Re:DoE? (Score:3, Interesting)
But by eliminating the need for artificial lighting with superior eyes, they could get rid of 38% of the US energy usage. Frankly, nothing they can possibly do will have any substantially better yield than that.
Re:nevermind the blind -- bring on the androids (Score:3, Interesting)
I, for one, would gladly give up the ability to differentiate eggshell from ecru if it meant I could see in the UV and IR spectra, though I strongly suspect the transition would be best done slowly. That much new unfamiliar input introduced all at once might have profoundly unfortunate effects on the human psyche...
You actually can see very faintly in IR. If you wear visible-spectrum opaque, but IR-transparent glasses, you can maneuver through the environment just by its heat output. It's dark, but doable.
Re:nevermind the blind -- bring on the androids (Score:3, Interesting)
If you read the linked article, though, they don't see more spectrum: their extra receptors are in between red and green. In other words, they see the difference between certain shades or color more accurately than the rest of us, but they don't see any "new" colors that the rest of us can't see.
Re:nevermind the blind -- bring on the androids (Score:2, Interesting)
It depends on how it's implemented. Remember, we're taking the actual eye and replacing it. You've got to first reproduce the existing signal, then you've got to figure out how to map any new signals we don't already send.
Eh, no. You just send them, and let the brain learn how to decode the signals, just like your brain did when you were an infant. You LEARNED to see in the first place.
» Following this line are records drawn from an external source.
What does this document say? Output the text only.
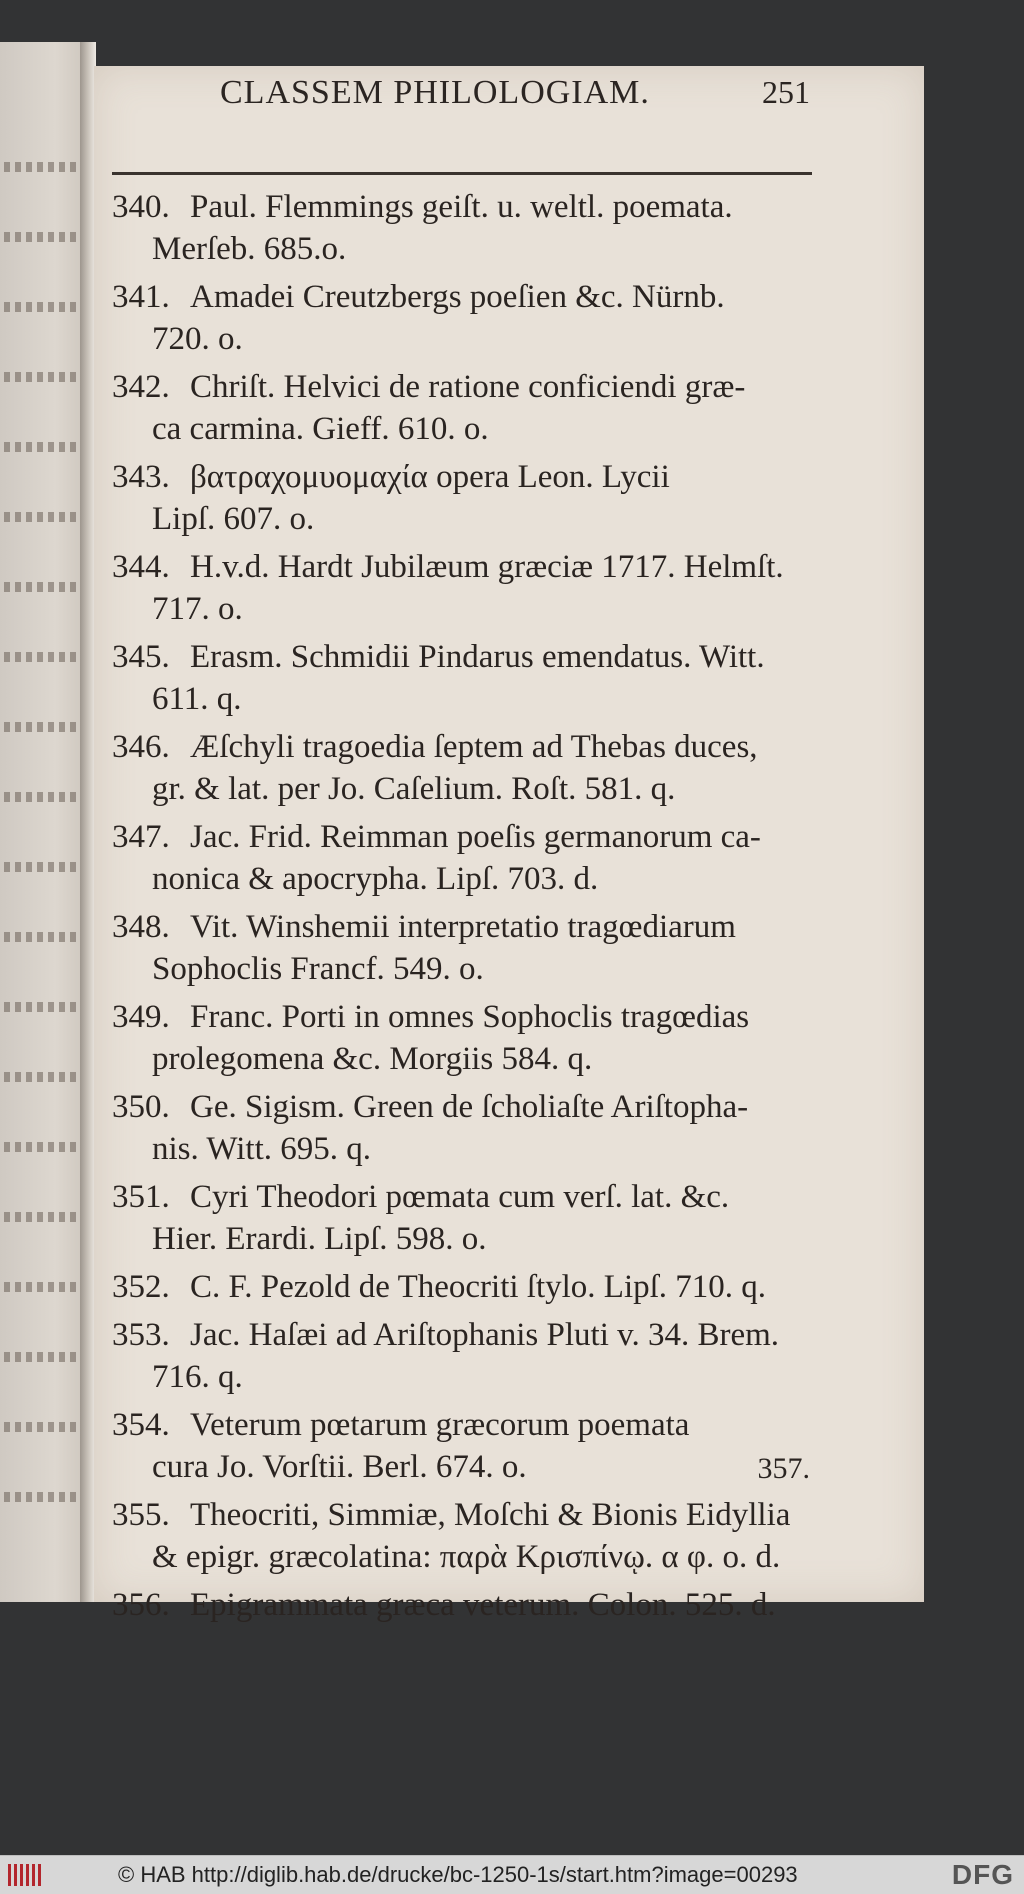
CLASSEM PHILOLOGIAM.	251
340. Paul. Flemmings geiſt. u. weltl. poemata.
Merſeb. 685.o.
341. Amadei Creutzbergs poeſien &c. Nürnb.
720. o.
342. Chriſt. Helvici de ratione conficiendi græ-
ca carmina. Gieff. 610. o.
343. βατραχομυομαχία opera Leon. Lycii
Lipſ. 607. o.
344. H.v.d. Hardt Jubilæum græciæ 1717. Helmſt.
717. o.
345. Erasm. Schmidii Pindarus emendatus. Witt.
611. q.
346. Æſchyli tragoedia ſeptem ad Thebas duces,
gr. & lat. per Jo. Caſelium. Roſt. 581. q.
347. Jac. Frid. Reimman poeſis germanorum ca-
nonica & apocrypha. Lipſ. 703. d.
348. Vit. Winshemii interpretatio tragœdiarum
Sophoclis Francf. 549. o.
349. Franc. Porti in omnes Sophoclis tragœdias
prolegomena &c. Morgiis 584. q.
350. Ge. Sigism. Green de ſcholiaſte Ariſtopha-
nis. Witt. 695. q.
351. Cyri Theodori pœmata cum verſ. lat. &c.
Hier. Erardi. Lipſ. 598. o.
352. C. F. Pezold de Theocriti ſtylo. Lipſ. 710. q.
353. Jac. Haſæi ad Ariſtophanis Pluti v. 34. Brem.
716. q.
354. Veterum pœtarum græcorum poemata
cura Jo. Vorſtii. Berl. 674. o.
355. Theocriti, Simmiæ, Moſchi & Bionis Eidyllia
& epigr. græcolatina: παρὰ Κρισπίνῳ. α φ. ο. d.
356. Epigrammata græca veterum. Colon. 525. d.
357.
© HAB http://diglib.hab.de/drucke/bc-1250-1s/start.htm?image=00293	DFG
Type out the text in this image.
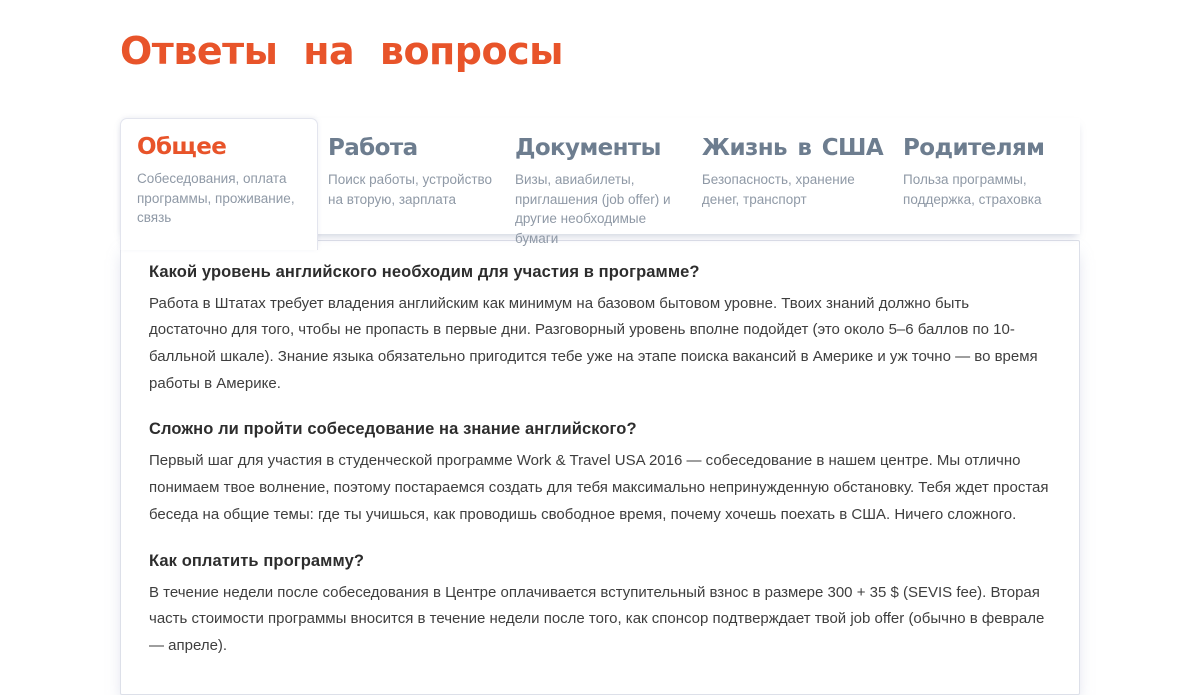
Ответы на вопросы
Общее
Собеседования, оплата программы, проживание, связь
Работа
Поиск работы, устройство на вторую, зарплата
Документы
Визы, авиабилеты, приглашения (job offer) и другие необходимые бумаги
Жизнь в США
Безопасность, хранение денег, транспорт
Родителям
Польза программы, поддержка, страховка
Какой уровень английского необходим для участия в программе?

Работа в Штатах требует владения английским как минимум на базовом бытовом уровне. Твоих знаний должно быть достаточно для того, чтобы не пропасть в первые дни. Разговорный уровень вполне подойдет (это около 5–6 баллов по 10-балльной шкале). Знание языка обязательно пригодится тебе уже на этапе поиска вакансий в Америке и уж точно — во время работы в Америке.

Сложно ли пройти собеседование на знание английского?

Первый шаг для участия в студенческой программе Work & Travel USA 2016 — собеседование в нашем центре. Мы отлично понимаем твое волнение, поэтому постараемся создать для тебя максимально непринужденную обстановку. Тебя ждет простая беседа на общие темы: где ты учишься, как проводишь свободное время, почему хочешь поехать в США. Ничего сложного.

Как оплатить программу?

В течение недели после собеседования в Центре оплачивается вступительный взнос в размере 300 + 35 $ (SEVIS fee). Вторая часть стоимости программы вносится в течение недели после того, как спонсор подтверждает твой job offer (обычно в феврале — апреле).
Re:nevermind the blind -- bring on the androids (Score:1, Interesting)
This is not how color vision works. It works by differential analysis between sections of the eye, by some very fascinating positive and negative feedback loops in the processing cells of the retina. Unfortunately, these retinal electrodes are so large, and the current spread so much, that the signals *swamp* all the local processing cells. Also unfortunately, if you make the electrodes smaller, you increase the resistance and the current density, until you start electrolyzing the vitreous humor trying to localize signals.
We won't get good visual prostheses until and unless we can get the electrodes onto the optic nerve itself, with far more resolution. For examples of approaches that could conceivably work, take a good look at David Edell's work, at http://www.mrs.org/s_mrs/sec_subscribe.asp?CID=2603&DID=110240&action=detail [mrs.org]. But his work would involve avoiding the retina and stimulating the optic nerver: so far, it's really only suitable for muscle nerves.
Re:Blindness Sucks (Score:3, Interesting)
There's actually a direct spacial mapping from steradians in the visual field to particular areas on the surface of the visual cortex. Under each "pixel" on the surface, if you will, there are several physical layers that each have a specialized function: one detects lines; another circles; another changes in perspective; and another compensates for white point balancing. These layers then send the processed signals to another portion of the brain for interpretation. (It's not a bad architecture, actually.)
Many blind people can still "see" with their memories and their imaginations. What happens in this context is that recorded (or synthesized) sensory inputs are fed back into the same areas that process the higher-level processed signals from the eye's "live" feed. Memory, really is a process of re-perceiving.
It seems plausible that computers could take over the function of not only the retina, but also the visual cortex and send high-level processed signals directly to the area of the brain responsible for interpreting them.
Hell, that might be better than normal vision. Imagine knowing more colors [guardian.co.uk] than we are able to naturally perceive, or being able to "see" arbitrarily fine details, as if in a dream. Augmented reality [wikipedia.org] would be trivial.
All that and more might be possible if we bypass the visual cortex.